1

我有一个 Django 应用程序,它连接到一个 PostgreSQL 9.1.9 数据库,该数据库运行在它自己的具有 2gb RAM 的专用机器上。该数据库存储了 Twitter 推文的缓存(大约 100 万条),并根据它们包含的词对它们进行索引。以下是 2 个相关模型:

class TwitterPassage(models.Model):
    third_party_id = models.CharField(max_length=STANDARD_MAX_LEN, db_index=True, unique=True)
    third_party_created = models.DateTimeField(null=True, db_index=True)
    source = models.CharField(max_length=STANDARD_MAX_LEN)
    text = models.CharField(max_length=STANDARD_MAX_LEN)
    author = models.CharField(max_length=STANDARD_MAX_LEN)
    words = models.ManyToManyField('connectr.Word')
    quality = models.BigIntegerField(null=True, blank=True, db_index=True)
    author_fk = models.ForeignKey('connectr.TwitterUser', null=True)

class Word(models.Model):
    word = models.CharField(max_length=STANDARD_MAX_LEN, db_index=True, unique=True)
    display_word = models.CharField(max_length=STANDARD_MAX_LEN, default='', blank=True)
    passage_count = models.IntegerField(null=True, db_index=True, blank=True)

class User(models.Model):
    user_id = models.CharField(max_length=STANDARD_MAX_LEN, db_index=True)
    tweet_passages = models.ManyToManyField('connectr.TwitterPassage', through='connectr.PassageViewEvent')
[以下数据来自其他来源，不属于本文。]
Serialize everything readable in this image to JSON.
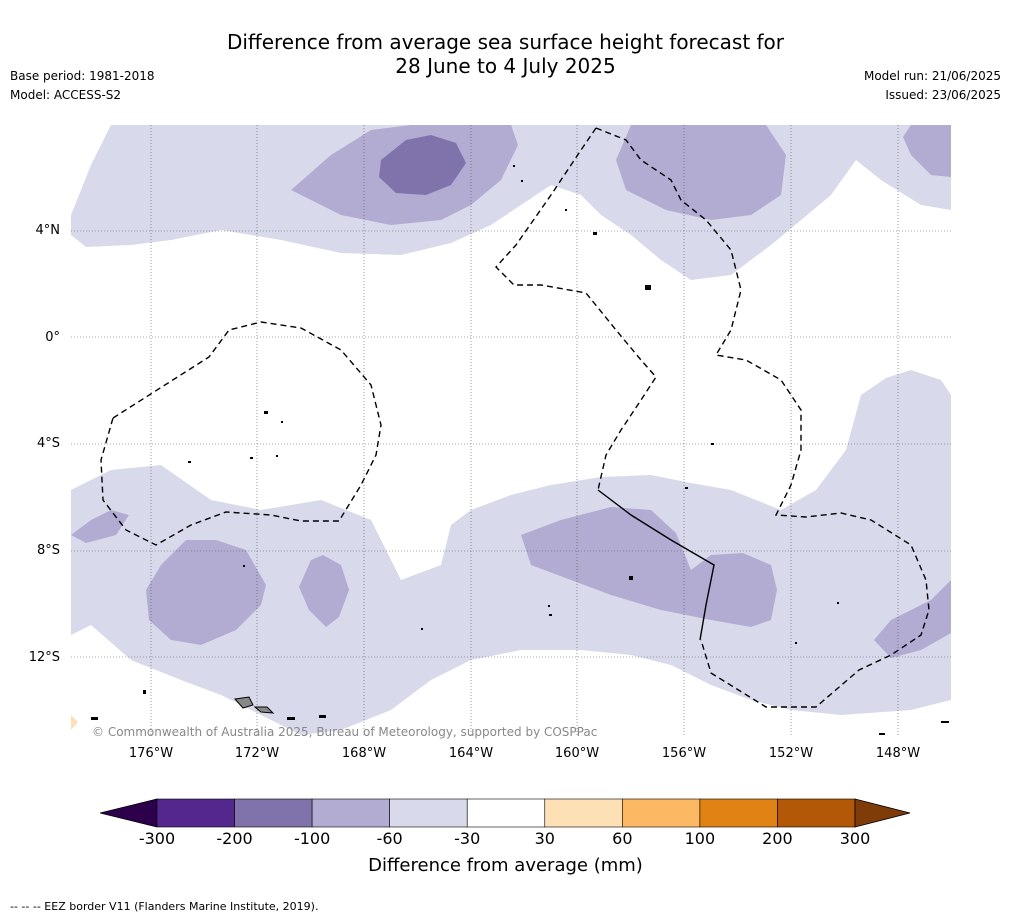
{
  "title_line1": "Difference from average sea surface height forecast for",
  "title_line2": "28 June to 4 July 2025",
  "base_period": "Base period: 1981-2018",
  "model": "Model: ACCESS-S2",
  "model_run": "Model run: 21/06/2025",
  "issued": "Issued: 23/06/2025",
  "lat_labels": [
    "4°N",
    "0°",
    "4°S",
    "8°S",
    "12°S"
  ],
  "lon_labels": [
    "176°W",
    "172°W",
    "168°W",
    "164°W",
    "160°W",
    "156°W",
    "152°W",
    "148°W"
  ],
  "copyright": "© Commonwealth of Australia 2025, Bureau of Meteorology, supported by COSPPac",
  "colorbar": {
    "ticks": [
      "-300",
      "-200",
      "-100",
      "-60",
      "-30",
      "30",
      "60",
      "100",
      "200",
      "300"
    ],
    "colors": [
      "#54278f",
      "#8073ac",
      "#b2abd2",
      "#d8daeb",
      "#ffffff",
      "#fee0b6",
      "#fdb863",
      "#e08214",
      "#b35806"
    ],
    "under_color": "#2d004b",
    "over_color": "#7f3b08",
    "label": "Difference from average (mm)"
  },
  "footer": "--  --  -- EEZ border V11 (Flanders Marine Institute, 2019)."
}
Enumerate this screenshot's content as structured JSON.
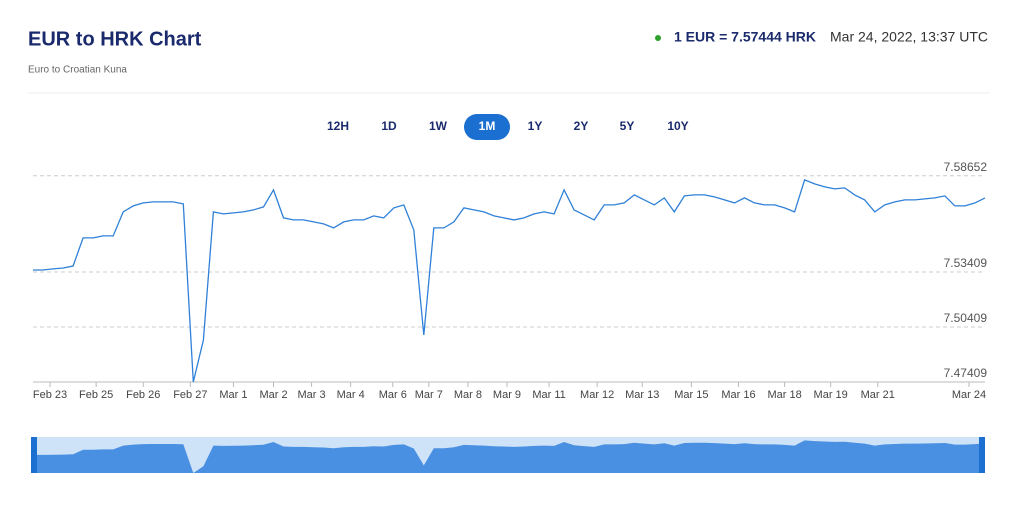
{
  "header": {
    "title": "EUR to HRK Chart",
    "subtitle": "Euro to Croatian Kuna",
    "rate": "1 EUR = 7.57444 HRK",
    "timestamp": "Mar 24, 2022, 13:37 UTC"
  },
  "ranges": {
    "buttons": [
      "12H",
      "1D",
      "1W",
      "1M",
      "1Y",
      "2Y",
      "5Y",
      "10Y"
    ],
    "active": "1M"
  },
  "chart_data": {
    "type": "line",
    "x": [
      0,
      1,
      2,
      3,
      4,
      5,
      6,
      7,
      8,
      9,
      10,
      11,
      12,
      13,
      14,
      15,
      16,
      17,
      18,
      19,
      20,
      21,
      22,
      23,
      24,
      25,
      26,
      27,
      28,
      29,
      30,
      31,
      32,
      33,
      34,
      35,
      36,
      37,
      38,
      39,
      40,
      41,
      42,
      43,
      44,
      45,
      46,
      47,
      48,
      49,
      50,
      51,
      52,
      53,
      54,
      55,
      56,
      57,
      58,
      59,
      60,
      61,
      62,
      63,
      64,
      65,
      66,
      67,
      68,
      69,
      70,
      71,
      72,
      73,
      74,
      75,
      76,
      77,
      78,
      79,
      80,
      81,
      82,
      83,
      84,
      85,
      86,
      87,
      88,
      89,
      90,
      91,
      92,
      93,
      94,
      95
    ],
    "series": [
      {
        "name": "EUR/HRK",
        "color": "#2f80d8",
        "values": [
          7.53518,
          7.53518,
          7.53573,
          7.53627,
          7.53736,
          7.55264,
          7.55264,
          7.55373,
          7.55373,
          7.56682,
          7.57009,
          7.57173,
          7.57227,
          7.57227,
          7.57227,
          7.57118,
          7.47409,
          7.497,
          7.56682,
          7.56573,
          7.56627,
          7.56682,
          7.56791,
          7.56954,
          7.57882,
          7.56354,
          7.56245,
          7.56245,
          7.56136,
          7.56027,
          7.55809,
          7.56136,
          7.56245,
          7.56245,
          7.56464,
          7.56354,
          7.569,
          7.57064,
          7.557,
          7.49973,
          7.55809,
          7.55809,
          7.56136,
          7.569,
          7.56791,
          7.56682,
          7.56464,
          7.56354,
          7.56245,
          7.56354,
          7.56573,
          7.56682,
          7.56573,
          7.57882,
          7.56791,
          7.56518,
          7.56245,
          7.57064,
          7.57064,
          7.57173,
          7.57609,
          7.57336,
          7.57064,
          7.57445,
          7.56682,
          7.57554,
          7.57609,
          7.57609,
          7.575,
          7.57336,
          7.57173,
          7.57445,
          7.57173,
          7.57064,
          7.57064,
          7.569,
          7.56682,
          7.58427,
          7.58209,
          7.58045,
          7.57936,
          7.57991,
          7.57609,
          7.57336,
          7.56682,
          7.57064,
          7.57227,
          7.57336,
          7.57336,
          7.57391,
          7.57445,
          7.57554,
          7.57009,
          7.57009,
          7.57173,
          7.57445
        ]
      }
    ],
    "xlim": [
      0,
      95
    ],
    "xticks": [
      {
        "value": 1.7,
        "label": "Feb 23"
      },
      {
        "value": 6.3,
        "label": "Feb 25"
      },
      {
        "value": 11,
        "label": "Feb 26"
      },
      {
        "value": 15.7,
        "label": "Feb 27"
      },
      {
        "value": 20,
        "label": "Mar 1"
      },
      {
        "value": 24,
        "label": "Mar 2"
      },
      {
        "value": 27.8,
        "label": "Mar 3"
      },
      {
        "value": 31.7,
        "label": "Mar 4"
      },
      {
        "value": 35.9,
        "label": "Mar 6"
      },
      {
        "value": 39.5,
        "label": "Mar 7"
      },
      {
        "value": 43.4,
        "label": "Mar 8"
      },
      {
        "value": 47.3,
        "label": "Mar 9"
      },
      {
        "value": 51.5,
        "label": "Mar 11"
      },
      {
        "value": 56.3,
        "label": "Mar 12"
      },
      {
        "value": 60.8,
        "label": "Mar 13"
      },
      {
        "value": 65.7,
        "label": "Mar 15"
      },
      {
        "value": 70.4,
        "label": "Mar 16"
      },
      {
        "value": 75,
        "label": "Mar 18"
      },
      {
        "value": 79.6,
        "label": "Mar 19"
      },
      {
        "value": 84.3,
        "label": "Mar 21"
      },
      {
        "value": 93.4,
        "label": "Mar 24"
      }
    ],
    "ylim": [
      7.47409,
      7.5924
    ],
    "yticks": [
      7.47409,
      7.50409,
      7.53409,
      7.58652
    ],
    "grid": true
  }
}
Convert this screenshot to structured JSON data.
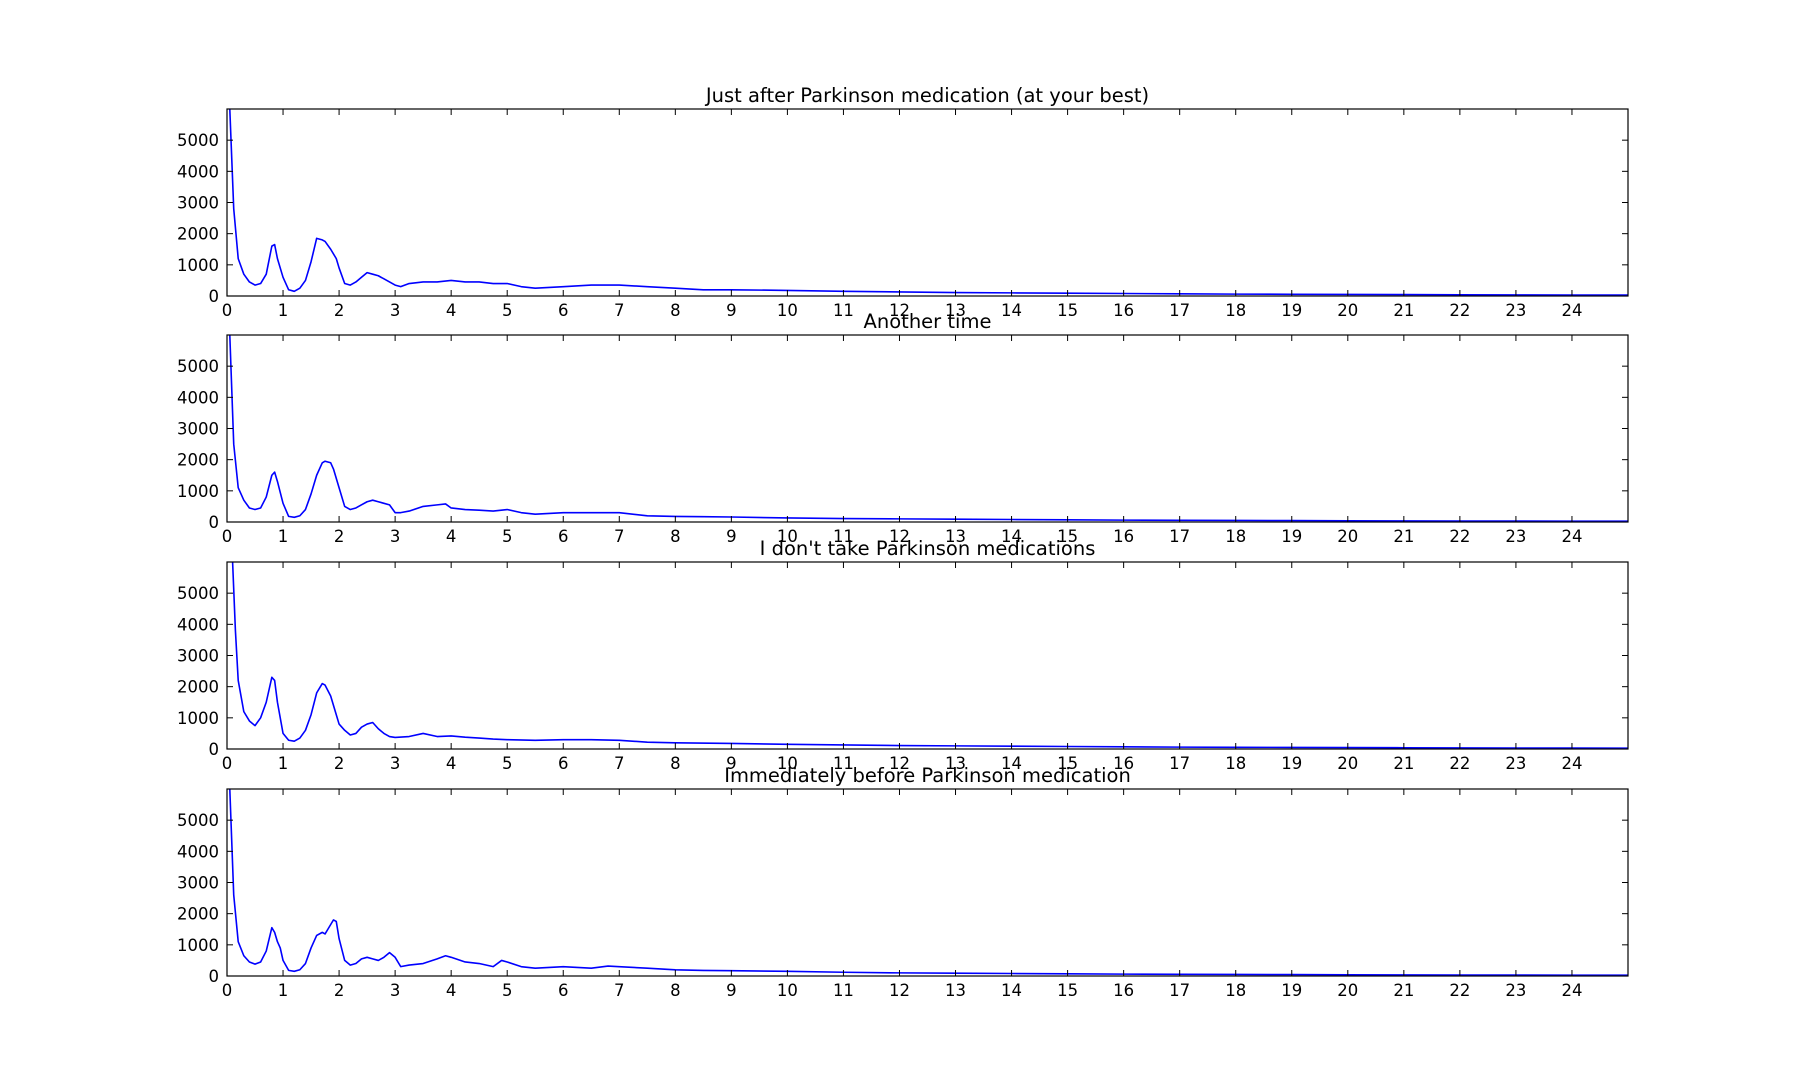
{
  "style": {
    "line_color": "#0000ff",
    "axes_color": "#000000",
    "background": "#ffffff"
  },
  "chart_data": [
    {
      "type": "line",
      "title": "Just after Parkinson medication (at your best)",
      "xlabel": "",
      "ylabel": "",
      "xlim": [
        0,
        25
      ],
      "ylim": [
        0,
        6000
      ],
      "xticks": [
        0,
        1,
        2,
        3,
        4,
        5,
        6,
        7,
        8,
        9,
        10,
        11,
        12,
        13,
        14,
        15,
        16,
        17,
        18,
        19,
        20,
        21,
        22,
        23,
        24
      ],
      "yticks": [
        0,
        1000,
        2000,
        3000,
        4000,
        5000
      ],
      "grid": false,
      "series": [
        {
          "x": [
            0.05,
            0.12,
            0.2,
            0.3,
            0.4,
            0.5,
            0.6,
            0.7,
            0.8,
            0.85,
            0.9,
            1.0,
            1.1,
            1.2,
            1.3,
            1.4,
            1.5,
            1.6,
            1.7,
            1.75,
            1.85,
            1.95,
            2.0,
            2.1,
            2.2,
            2.3,
            2.4,
            2.5,
            2.6,
            2.7,
            2.8,
            2.9,
            3.0,
            3.1,
            3.25,
            3.5,
            3.75,
            4.0,
            4.25,
            4.5,
            4.75,
            5.0,
            5.25,
            5.5,
            6.0,
            6.5,
            7.0,
            7.5,
            8.0,
            8.5,
            9.0,
            10.0,
            11.0,
            12.0,
            13.0,
            14.0,
            15.0,
            16.0,
            17.0,
            18.0,
            19.0,
            20.0,
            21.0,
            22.0,
            23.0,
            24.0,
            25.0
          ],
          "y": [
            6000,
            2800,
            1200,
            700,
            450,
            350,
            400,
            700,
            1600,
            1650,
            1200,
            600,
            200,
            150,
            250,
            500,
            1100,
            1850,
            1800,
            1750,
            1500,
            1200,
            900,
            400,
            350,
            450,
            600,
            750,
            700,
            650,
            550,
            450,
            350,
            300,
            400,
            450,
            450,
            500,
            450,
            450,
            400,
            400,
            300,
            250,
            300,
            350,
            350,
            300,
            250,
            200,
            200,
            180,
            150,
            130,
            110,
            100,
            90,
            80,
            70,
            60,
            55,
            50,
            45,
            40,
            35,
            30,
            30
          ]
        }
      ]
    },
    {
      "type": "line",
      "title": "Another time",
      "xlabel": "",
      "ylabel": "",
      "xlim": [
        0,
        25
      ],
      "ylim": [
        0,
        6000
      ],
      "xticks": [
        0,
        1,
        2,
        3,
        4,
        5,
        6,
        7,
        8,
        9,
        10,
        11,
        12,
        13,
        14,
        15,
        16,
        17,
        18,
        19,
        20,
        21,
        22,
        23,
        24
      ],
      "yticks": [
        0,
        1000,
        2000,
        3000,
        4000,
        5000
      ],
      "grid": false,
      "series": [
        {
          "x": [
            0.05,
            0.12,
            0.2,
            0.3,
            0.4,
            0.5,
            0.6,
            0.7,
            0.8,
            0.85,
            0.9,
            1.0,
            1.1,
            1.2,
            1.3,
            1.4,
            1.5,
            1.6,
            1.7,
            1.75,
            1.85,
            1.9,
            2.0,
            2.1,
            2.2,
            2.3,
            2.4,
            2.5,
            2.6,
            2.7,
            2.8,
            2.9,
            3.0,
            3.1,
            3.25,
            3.5,
            3.75,
            3.9,
            4.0,
            4.25,
            4.5,
            4.75,
            5.0,
            5.25,
            5.5,
            6.0,
            6.5,
            7.0,
            7.5,
            8.0,
            8.5,
            9.0,
            10.0,
            11.0,
            12.0,
            13.0,
            14.0,
            15.0,
            16.0,
            17.0,
            18.0,
            19.0,
            20.0,
            21.0,
            22.0,
            23.0,
            24.0,
            25.0
          ],
          "y": [
            6000,
            2500,
            1100,
            700,
            450,
            400,
            450,
            800,
            1500,
            1600,
            1300,
            600,
            180,
            150,
            200,
            400,
            900,
            1500,
            1900,
            1950,
            1900,
            1700,
            1100,
            500,
            400,
            450,
            550,
            650,
            700,
            650,
            600,
            550,
            300,
            300,
            350,
            500,
            550,
            580,
            450,
            400,
            380,
            350,
            400,
            300,
            250,
            300,
            300,
            300,
            200,
            180,
            170,
            160,
            130,
            110,
            100,
            90,
            80,
            70,
            60,
            55,
            50,
            45,
            40,
            35,
            30,
            30,
            25,
            25
          ]
        }
      ]
    },
    {
      "type": "line",
      "title": "I don't take Parkinson medications",
      "xlabel": "",
      "ylabel": "",
      "xlim": [
        0,
        25
      ],
      "ylim": [
        0,
        6000
      ],
      "xticks": [
        0,
        1,
        2,
        3,
        4,
        5,
        6,
        7,
        8,
        9,
        10,
        11,
        12,
        13,
        14,
        15,
        16,
        17,
        18,
        19,
        20,
        21,
        22,
        23,
        24
      ],
      "yticks": [
        0,
        1000,
        2000,
        3000,
        4000,
        5000
      ],
      "grid": false,
      "series": [
        {
          "x": [
            0.1,
            0.15,
            0.2,
            0.3,
            0.4,
            0.5,
            0.6,
            0.7,
            0.8,
            0.85,
            0.9,
            1.0,
            1.1,
            1.2,
            1.3,
            1.4,
            1.5,
            1.6,
            1.7,
            1.75,
            1.85,
            1.95,
            2.0,
            2.1,
            2.2,
            2.3,
            2.4,
            2.5,
            2.6,
            2.7,
            2.8,
            2.9,
            3.0,
            3.25,
            3.5,
            3.75,
            4.0,
            4.25,
            4.5,
            4.75,
            5.0,
            5.5,
            6.0,
            6.5,
            7.0,
            7.5,
            8.0,
            9.0,
            10.0,
            11.0,
            12.0,
            13.0,
            14.0,
            15.0,
            16.0,
            17.0,
            18.0,
            19.0,
            20.0,
            21.0,
            22.0,
            23.0,
            24.0,
            25.0
          ],
          "y": [
            6000,
            3800,
            2200,
            1200,
            900,
            750,
            1000,
            1500,
            2300,
            2200,
            1500,
            500,
            280,
            250,
            350,
            600,
            1100,
            1800,
            2100,
            2050,
            1700,
            1100,
            800,
            600,
            450,
            500,
            700,
            800,
            850,
            650,
            500,
            400,
            370,
            400,
            500,
            400,
            420,
            380,
            350,
            320,
            300,
            280,
            300,
            300,
            280,
            220,
            200,
            180,
            150,
            130,
            110,
            100,
            90,
            80,
            70,
            60,
            55,
            50,
            45,
            40,
            35,
            30,
            30,
            25
          ]
        }
      ]
    },
    {
      "type": "line",
      "title": "Immediately before Parkinson medication",
      "xlabel": "",
      "ylabel": "",
      "xlim": [
        0,
        25
      ],
      "ylim": [
        0,
        6000
      ],
      "xticks": [
        0,
        1,
        2,
        3,
        4,
        5,
        6,
        7,
        8,
        9,
        10,
        11,
        12,
        13,
        14,
        15,
        16,
        17,
        18,
        19,
        20,
        21,
        22,
        23,
        24
      ],
      "yticks": [
        0,
        1000,
        2000,
        3000,
        4000,
        5000
      ],
      "grid": false,
      "series": [
        {
          "x": [
            0.05,
            0.12,
            0.2,
            0.3,
            0.4,
            0.5,
            0.6,
            0.7,
            0.8,
            0.85,
            0.9,
            0.95,
            1.0,
            1.1,
            1.2,
            1.3,
            1.4,
            1.5,
            1.6,
            1.7,
            1.75,
            1.8,
            1.9,
            1.95,
            2.0,
            2.1,
            2.2,
            2.3,
            2.4,
            2.5,
            2.6,
            2.7,
            2.8,
            2.9,
            3.0,
            3.1,
            3.25,
            3.5,
            3.75,
            3.9,
            4.0,
            4.25,
            4.5,
            4.75,
            4.9,
            5.0,
            5.25,
            5.5,
            6.0,
            6.5,
            6.8,
            7.0,
            7.5,
            8.0,
            8.5,
            9.0,
            10.0,
            11.0,
            12.0,
            13.0,
            14.0,
            15.0,
            16.0,
            17.0,
            18.0,
            19.0,
            20.0,
            21.0,
            22.0,
            23.0,
            24.0,
            25.0
          ],
          "y": [
            6000,
            2600,
            1100,
            650,
            450,
            380,
            450,
            800,
            1550,
            1400,
            1100,
            900,
            500,
            180,
            150,
            200,
            400,
            900,
            1300,
            1400,
            1350,
            1500,
            1800,
            1750,
            1200,
            500,
            350,
            400,
            550,
            600,
            550,
            500,
            600,
            750,
            600,
            300,
            350,
            400,
            550,
            650,
            600,
            450,
            400,
            300,
            500,
            450,
            300,
            250,
            300,
            250,
            320,
            300,
            250,
            200,
            180,
            170,
            150,
            120,
            100,
            90,
            80,
            70,
            60,
            55,
            50,
            45,
            40,
            35,
            30,
            30,
            25,
            25
          ]
        }
      ]
    }
  ]
}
Word 与包含该单词的任何 TwitterPassage 具有多对多关系。

我运行的查询是:

# Exclude tweets this user has already seen, and find the 20 highest quality tweets they haven't yet seen
word.twitterpassage_set.exclude(user=current_user).order_by('-quality')[:20]

质量是一个整数分数,范围从大约 0 到 300。

发生的情况是,有时这个查询很快就像我需要的那样(不到一秒钟)。但其他时候,它非常缓慢——长达 10 秒。它似乎特别适用于真正常见的词,例如“他们的”或“我的”,而对于与较少的 TwitterPassages 相关的稀有词则效果不佳。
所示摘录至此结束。